La plupart des grandes villes de par le monde présentent plusieurs facettes. A côté des riches qui roulent dans des voitures de luxe, habitent dans de belles maisons et vivent dans une opulence indescriptible, se trouvent également des pauvres qui vivotent. Ceux-ci par contre, trouvent difficilement leur pain quotidien, s’entassent dans des taudis insalubres et mènent une vie misérable. Ainsi est faite la vie. Lomé, la capitale du Togo ne déroge pas à cette règle. Toutes les couches sociales y sont représentées. On y trouve des quartiers des riches et ceux des pauvres même si par endroits, surtout dans la vieille ville, où des maisons anciennes, souvent dans des états de vétusté totale se dressent aux cotés de nouvelles plus acceptables.
Se trouver un toit à Lomé est un véritable parcours de combattant.
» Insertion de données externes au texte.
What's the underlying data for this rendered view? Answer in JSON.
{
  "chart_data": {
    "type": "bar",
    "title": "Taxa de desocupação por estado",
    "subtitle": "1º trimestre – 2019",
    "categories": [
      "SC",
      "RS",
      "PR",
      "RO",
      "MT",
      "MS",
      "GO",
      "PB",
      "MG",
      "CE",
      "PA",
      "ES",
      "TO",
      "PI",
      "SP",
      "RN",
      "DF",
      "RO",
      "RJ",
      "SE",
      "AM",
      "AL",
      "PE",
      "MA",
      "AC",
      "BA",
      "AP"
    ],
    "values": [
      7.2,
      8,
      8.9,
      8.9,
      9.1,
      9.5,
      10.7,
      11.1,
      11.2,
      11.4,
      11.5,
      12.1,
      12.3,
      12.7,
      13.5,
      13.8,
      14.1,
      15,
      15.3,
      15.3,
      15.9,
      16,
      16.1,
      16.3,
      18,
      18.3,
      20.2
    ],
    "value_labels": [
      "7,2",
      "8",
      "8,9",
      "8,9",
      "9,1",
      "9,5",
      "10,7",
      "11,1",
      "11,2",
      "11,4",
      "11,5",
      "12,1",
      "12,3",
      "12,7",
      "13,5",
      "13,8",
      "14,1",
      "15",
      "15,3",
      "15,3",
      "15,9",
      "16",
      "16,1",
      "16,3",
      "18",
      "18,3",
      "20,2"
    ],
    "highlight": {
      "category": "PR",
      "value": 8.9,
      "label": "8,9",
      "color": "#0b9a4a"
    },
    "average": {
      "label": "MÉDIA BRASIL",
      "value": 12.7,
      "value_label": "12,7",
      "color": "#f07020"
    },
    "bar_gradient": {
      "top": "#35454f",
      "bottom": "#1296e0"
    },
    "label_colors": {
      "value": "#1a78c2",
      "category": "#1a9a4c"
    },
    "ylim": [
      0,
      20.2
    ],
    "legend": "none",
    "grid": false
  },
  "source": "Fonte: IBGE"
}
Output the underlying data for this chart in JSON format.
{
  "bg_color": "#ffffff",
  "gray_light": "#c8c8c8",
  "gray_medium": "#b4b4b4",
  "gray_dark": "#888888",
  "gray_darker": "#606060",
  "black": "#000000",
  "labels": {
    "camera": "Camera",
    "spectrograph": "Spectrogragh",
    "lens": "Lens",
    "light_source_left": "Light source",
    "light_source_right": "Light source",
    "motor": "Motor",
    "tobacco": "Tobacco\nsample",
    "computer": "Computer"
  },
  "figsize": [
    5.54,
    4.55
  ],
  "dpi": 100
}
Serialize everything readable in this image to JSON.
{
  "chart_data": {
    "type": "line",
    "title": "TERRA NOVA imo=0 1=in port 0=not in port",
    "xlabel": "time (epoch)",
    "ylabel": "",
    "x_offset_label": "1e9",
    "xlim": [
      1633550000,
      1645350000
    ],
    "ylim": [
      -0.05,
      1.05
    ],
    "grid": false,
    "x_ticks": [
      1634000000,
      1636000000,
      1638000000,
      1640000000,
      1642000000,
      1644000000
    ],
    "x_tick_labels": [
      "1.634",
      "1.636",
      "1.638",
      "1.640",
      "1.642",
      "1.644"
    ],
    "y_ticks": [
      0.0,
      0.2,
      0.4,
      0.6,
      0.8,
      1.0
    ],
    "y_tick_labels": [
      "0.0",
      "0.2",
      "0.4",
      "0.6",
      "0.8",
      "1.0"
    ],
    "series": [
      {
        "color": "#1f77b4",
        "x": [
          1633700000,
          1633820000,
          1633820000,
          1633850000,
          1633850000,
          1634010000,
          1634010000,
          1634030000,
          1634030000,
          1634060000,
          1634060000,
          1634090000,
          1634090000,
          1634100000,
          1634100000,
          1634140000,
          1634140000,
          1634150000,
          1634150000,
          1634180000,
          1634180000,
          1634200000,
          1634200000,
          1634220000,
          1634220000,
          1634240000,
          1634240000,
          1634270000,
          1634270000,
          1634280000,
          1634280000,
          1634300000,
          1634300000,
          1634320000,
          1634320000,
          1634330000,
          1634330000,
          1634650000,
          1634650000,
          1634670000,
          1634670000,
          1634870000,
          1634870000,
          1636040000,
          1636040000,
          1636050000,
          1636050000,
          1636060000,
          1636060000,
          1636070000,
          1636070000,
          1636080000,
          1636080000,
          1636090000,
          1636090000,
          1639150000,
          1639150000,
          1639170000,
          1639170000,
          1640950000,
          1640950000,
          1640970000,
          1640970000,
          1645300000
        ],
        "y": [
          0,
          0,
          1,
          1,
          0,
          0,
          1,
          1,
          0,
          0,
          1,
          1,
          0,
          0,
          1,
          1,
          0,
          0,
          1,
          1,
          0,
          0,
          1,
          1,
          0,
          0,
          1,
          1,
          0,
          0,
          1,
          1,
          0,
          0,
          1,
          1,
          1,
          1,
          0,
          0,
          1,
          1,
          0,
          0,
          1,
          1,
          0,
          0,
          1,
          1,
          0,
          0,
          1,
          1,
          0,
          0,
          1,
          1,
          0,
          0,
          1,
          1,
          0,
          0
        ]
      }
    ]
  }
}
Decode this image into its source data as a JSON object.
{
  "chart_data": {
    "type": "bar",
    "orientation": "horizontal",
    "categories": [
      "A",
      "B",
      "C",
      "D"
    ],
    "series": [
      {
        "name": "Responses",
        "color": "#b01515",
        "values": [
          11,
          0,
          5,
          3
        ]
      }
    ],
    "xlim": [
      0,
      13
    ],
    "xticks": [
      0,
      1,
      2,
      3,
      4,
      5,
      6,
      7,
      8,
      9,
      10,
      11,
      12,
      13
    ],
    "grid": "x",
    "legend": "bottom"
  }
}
Entre le prix exorbitant des loyers, la cherté de la vie et parfois le « coup du sort », certains se retrouvent sans abris. Leurs seuls refuges restent ces habitations précaires faites de tôles de récupération rouillées, de tissus et de claies. D’autres, passent la nuit à la belle étoile. Ils sont des milliers à Lomé à vivre dans des bidonvilles. Seuls ou en famille. Certains y sont nés, ont grandi et continuent leur vie dans ces endroits à hauts risques. Ces habitations sont souvent installées à côté des dépotoirs qui servent aussi de sources de revenu pour les occupants. Des enfants mais aussi des adultes passent leur journée à fouiller sous des débris.